Славка радостно засмеялся, подтянул Ленькину койку и попытался обнять товарища. Оба едва не вывалились из своих гамаков. Дневальный зашикал на них.

— Славчик, про что ты с боцманом толковал сейчас? — тихонько спросил Марунов.

— Про жизнь, — ответил Славка. — Ты знаешь, по-моему, старик в чем-то прав. Только не могу я так вот, сразу, отца простить…

— Вон вы про что, — догадался Марунов. — Чудной ты, Славка. Я вот своего батю и не помню, каким он был, только нет мне сейчас человека дороже его. Веришь или нет: лишь бы он только вернулся тогда с фронта живым, пускай калекой… Я бы не знаю что для него сделал.

Славка вздохнул.

— Ты со своим отцом хотя бы в мыслях вместе. А у меня…

— Не надо так. — Леонид понимающе протянул руку и коснулся Славкиного плеча. — Ты же сам говорил, что отец переживает.

— От этого ничего не меняется.

— Но ты должен когда-нибудь с ним помириться.

— Не знаю, как это сделать. И простить его не могу.

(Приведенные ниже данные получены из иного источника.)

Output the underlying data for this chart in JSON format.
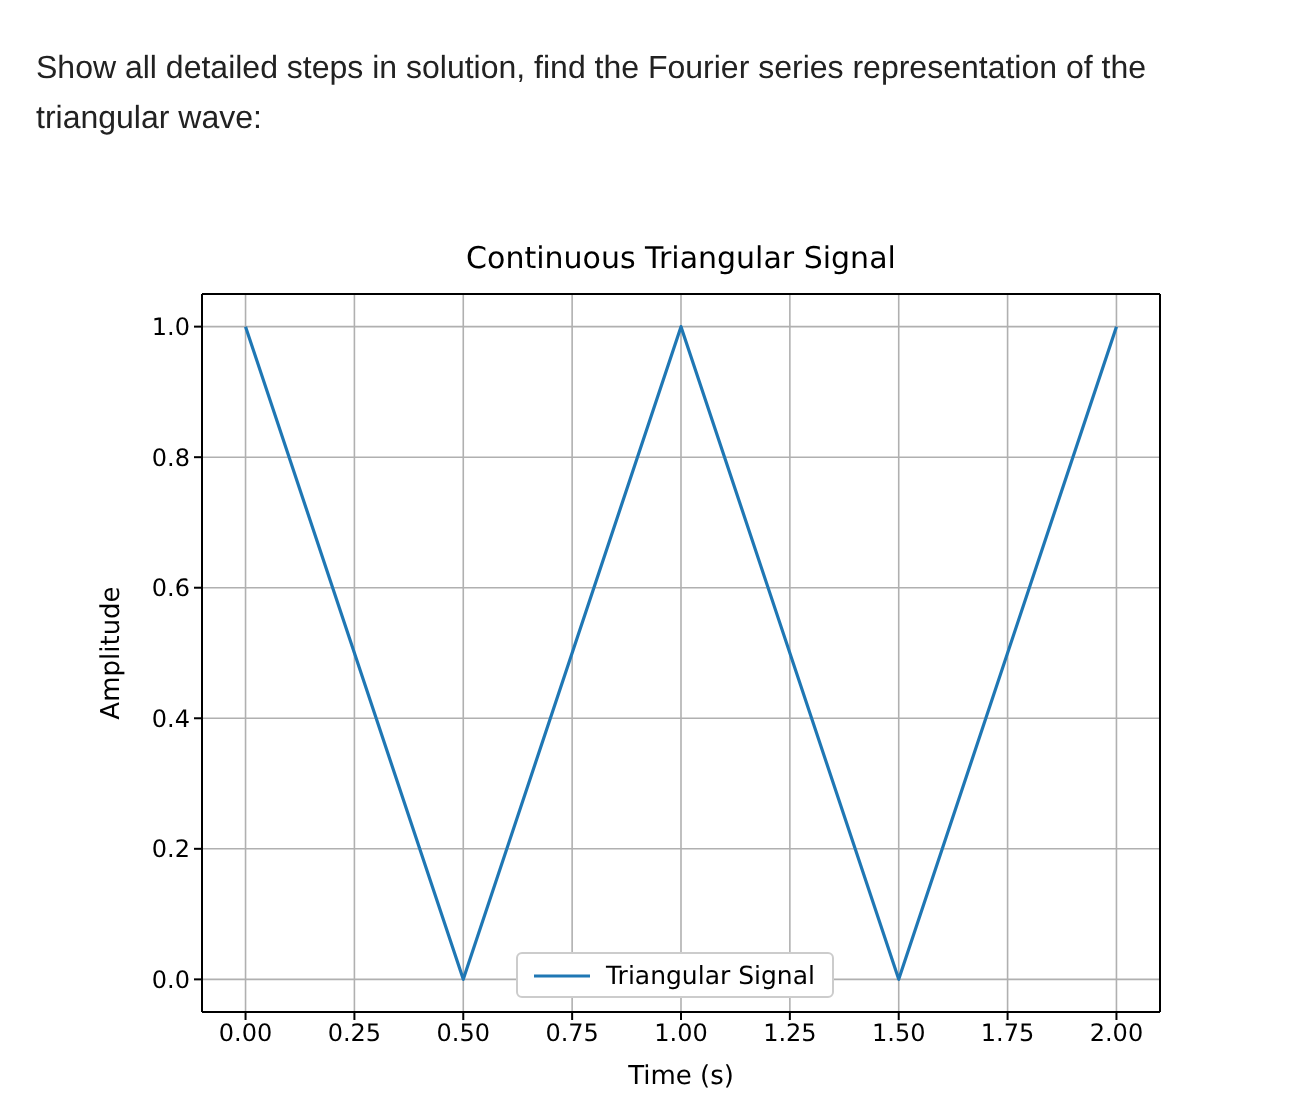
{
  "chart_data": {
    "type": "line",
    "title": "Continuous Triangular Signal",
    "xlabel": "Time (s)",
    "ylabel": "Amplitude",
    "annotations": [
      "Show all detailed steps in solution, find the Fourier series representation of the triangular wave:"
    ],
    "x": [
      0,
      0.5,
      1,
      1.5,
      2
    ],
    "series": [
      {
        "name": "Triangular Signal",
        "color": "#1f77b4",
        "values": [
          1,
          0,
          1,
          0,
          1
        ]
      }
    ],
    "xlim": [
      -0.1,
      2.1
    ],
    "xticks": [
      {
        "value": 0,
        "label": "0.00"
      },
      {
        "value": 0.25,
        "label": "0.25"
      },
      {
        "value": 0.5,
        "label": "0.50"
      },
      {
        "value": 0.75,
        "label": "0.75"
      },
      {
        "value": 1,
        "label": "1.00"
      },
      {
        "value": 1.25,
        "label": "1.25"
      },
      {
        "value": 1.5,
        "label": "1.50"
      },
      {
        "value": 1.75,
        "label": "1.75"
      },
      {
        "value": 2,
        "label": "2.00"
      }
    ],
    "ylim": [
      -0.05,
      1.05
    ],
    "yticks": [
      {
        "value": 0,
        "label": "0.0"
      },
      {
        "value": 0.2,
        "label": "0.2"
      },
      {
        "value": 0.4,
        "label": "0.4"
      },
      {
        "value": 0.6,
        "label": "0.6"
      },
      {
        "value": 0.8,
        "label": "0.8"
      },
      {
        "value": 1,
        "label": "1.0"
      }
    ],
    "grid": true,
    "legend": "bottom",
    "marker": "none",
    "line_style": "solid"
  }
}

Меня мучает вот что… Отец не ответил мне на вопрос, почему он так быстро женился второй раз после маминой смерти. А что, если он изменял ей?..

— Подозревать можно кого угодно и в чем угодно… И все-таки он не перестает быть твоим отцом. Пойми это.

— Тогда почему я ничего не знал о той женщине? Отец мог бы еще прежде поговорить со мной, посоветоваться.

— О чем? Можно подумать, что он жену себе должен выбирать по твоему вкусу.

— Нет, это его дело. У меня свои понятия о верности. Ты знаешь, дороже Ларисы и тебя у меня сейчас никого нет. Вы на всю жизнь оба мои, и мы всегда вместе. Иначе нельзя. У каждого человека должна быть любимая и должен быть друг. Все это незаменимо, как нельзя к дереву приставить новые корни. Такое дерево все равно сгниет.

— Да брось мутить воду. — Марунов подмигнул. — Вот когда Лариска осчастливит тебя потомством, поймешь, какие на самом деле бывают у дерева корни. Ты вот училище окончишь — и ходу по всем морям и океанам, только тебя и видели. А отцу что ты оставляешь в преклонном-то возрасте, пустую вашу квартиру? Уж слишком большой жертвы ты от него хочешь, будто под старость лет он и не заслужил своего счастья.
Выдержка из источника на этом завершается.